Quatro revisores, trabalhando de forma independente, avaliaram os estudos para inclusão e extraíram os dados. Dois autores avaliaram independentemente o risco de viés utilizando a ferramenta RoB 2 da Cochrane. Um quinto autor da revisão resolveu quaisquer divergências. Analisamos os dados através da realização de uma meta-análise, estratificada pelo fato de os estudos incluírem populações consideradas de alto risco de desenvolver infecção por malária (por exemplo, refugiados, frequentadores de florestas ou tropas militares implantadas). Combinamos resultados de ECRs por cluster com ECRs com aleatorização individual, com uso de ajuste estatístico considerando o agrupamento e apresentamos os resultados usando gráficos de floresta (forest plots). Usamos a abordagem GRADE para avaliar a certeza nas evidências. Incluímos apenas dados sobre infecções por Plasmodium falciparum na meta-análise.

Principais resultados: 

Treze artigos referentes a oito estudos preencheram os critérios de inclusão e foram descritos qualitativamente. Incluímos seis ensaios clínicos na meta-análise (cinco ECR por cluster e um ECR com aleatorização individual).

Efeito na incidência da malária

Os repelentes tópicos podem reduzir ligeiramente a infecção por P falciparum e a incidência clínica quando ambos os desfechos são considerados em conjunto (razão da taxa de incidência (IRR) ​​0,74, intervalo de confiança (IC) de 95% 0,56 a 0,98; 3 ECR por cluster e 1 ECR com aleatorização individual, 61.651 participantes; baixa certeza na evidência).
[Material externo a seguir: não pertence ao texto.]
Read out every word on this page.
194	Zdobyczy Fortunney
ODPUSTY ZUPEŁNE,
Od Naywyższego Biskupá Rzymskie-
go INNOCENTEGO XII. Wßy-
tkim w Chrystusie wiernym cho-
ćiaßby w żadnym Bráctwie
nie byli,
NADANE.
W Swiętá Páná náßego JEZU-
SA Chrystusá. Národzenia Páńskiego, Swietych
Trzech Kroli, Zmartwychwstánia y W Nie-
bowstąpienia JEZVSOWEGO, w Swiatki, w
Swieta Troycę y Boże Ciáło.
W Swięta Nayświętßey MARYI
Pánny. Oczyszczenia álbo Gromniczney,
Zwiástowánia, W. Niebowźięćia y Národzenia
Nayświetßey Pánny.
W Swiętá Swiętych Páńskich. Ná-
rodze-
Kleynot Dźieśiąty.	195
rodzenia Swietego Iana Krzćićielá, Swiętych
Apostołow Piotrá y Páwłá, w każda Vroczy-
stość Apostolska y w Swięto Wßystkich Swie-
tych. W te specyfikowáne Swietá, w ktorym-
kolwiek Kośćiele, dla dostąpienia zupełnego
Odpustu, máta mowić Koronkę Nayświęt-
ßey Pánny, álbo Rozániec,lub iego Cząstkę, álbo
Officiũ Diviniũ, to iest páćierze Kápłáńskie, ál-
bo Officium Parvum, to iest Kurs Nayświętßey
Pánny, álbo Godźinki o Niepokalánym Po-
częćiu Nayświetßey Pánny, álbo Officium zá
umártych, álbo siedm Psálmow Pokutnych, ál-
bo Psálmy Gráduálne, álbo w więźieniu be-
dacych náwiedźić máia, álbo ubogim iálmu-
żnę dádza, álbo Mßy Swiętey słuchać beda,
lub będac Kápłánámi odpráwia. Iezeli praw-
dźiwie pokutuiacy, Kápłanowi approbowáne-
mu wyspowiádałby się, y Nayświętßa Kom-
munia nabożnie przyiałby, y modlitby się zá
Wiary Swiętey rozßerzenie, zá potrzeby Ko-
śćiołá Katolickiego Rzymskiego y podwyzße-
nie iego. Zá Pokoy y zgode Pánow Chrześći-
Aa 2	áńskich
Entretanto, não houve redução quando estes dois desfechos foram considerados de forma independente. Dois ECRs por cluster e um ECR individual (12.813 participantes) avaliaram o efeito de repelentes tópicos na incidência de infecção (IRR 0,76, IC 95% 0,56 a 1,02; baixa certeza na evidência). Um ECR por cluster (48.838 participantes) avaliou o efeito dos repelentes na incidência de casos clínicos (IRR 0,66, IC 95% 0,32 a 1,36; baixa certeza na evidência). Três estudos (2 ECRs por cluster e 1 ECR individual) incluíram participantes pertencentes a grupos considerados de alto risco de infecção, enquanto apenas um ECR por cluster não incluiu participantes de alto risco.

Eventos adversos

Os repelentes tópicos são considerados seguros. A prevalência de eventos adversos entre os participantes que usaram repelentes tópicos foi muito baixa (0,6%, 283/47.515) e limitada a reações cutâneas leves.

Efeito na prevalência da malária

Os repelentes tópicos podem reduzir ligeiramente a prevalência do P falciparum (odds ratio (OR) 0,81, IC 95% 0,67 a 0,97; 3 ECRs por cluster e 1 ECR; 55.366 participantes; baixa certeza na evidência). Dois destes estudos (1 ECR por cluster e 1 ECR individual) foram realizados em campos de refugiados e incluíram exclusivamente populações de alto risco que não estavam recebendo qualquer outra intervenção paralela de controle vetorial.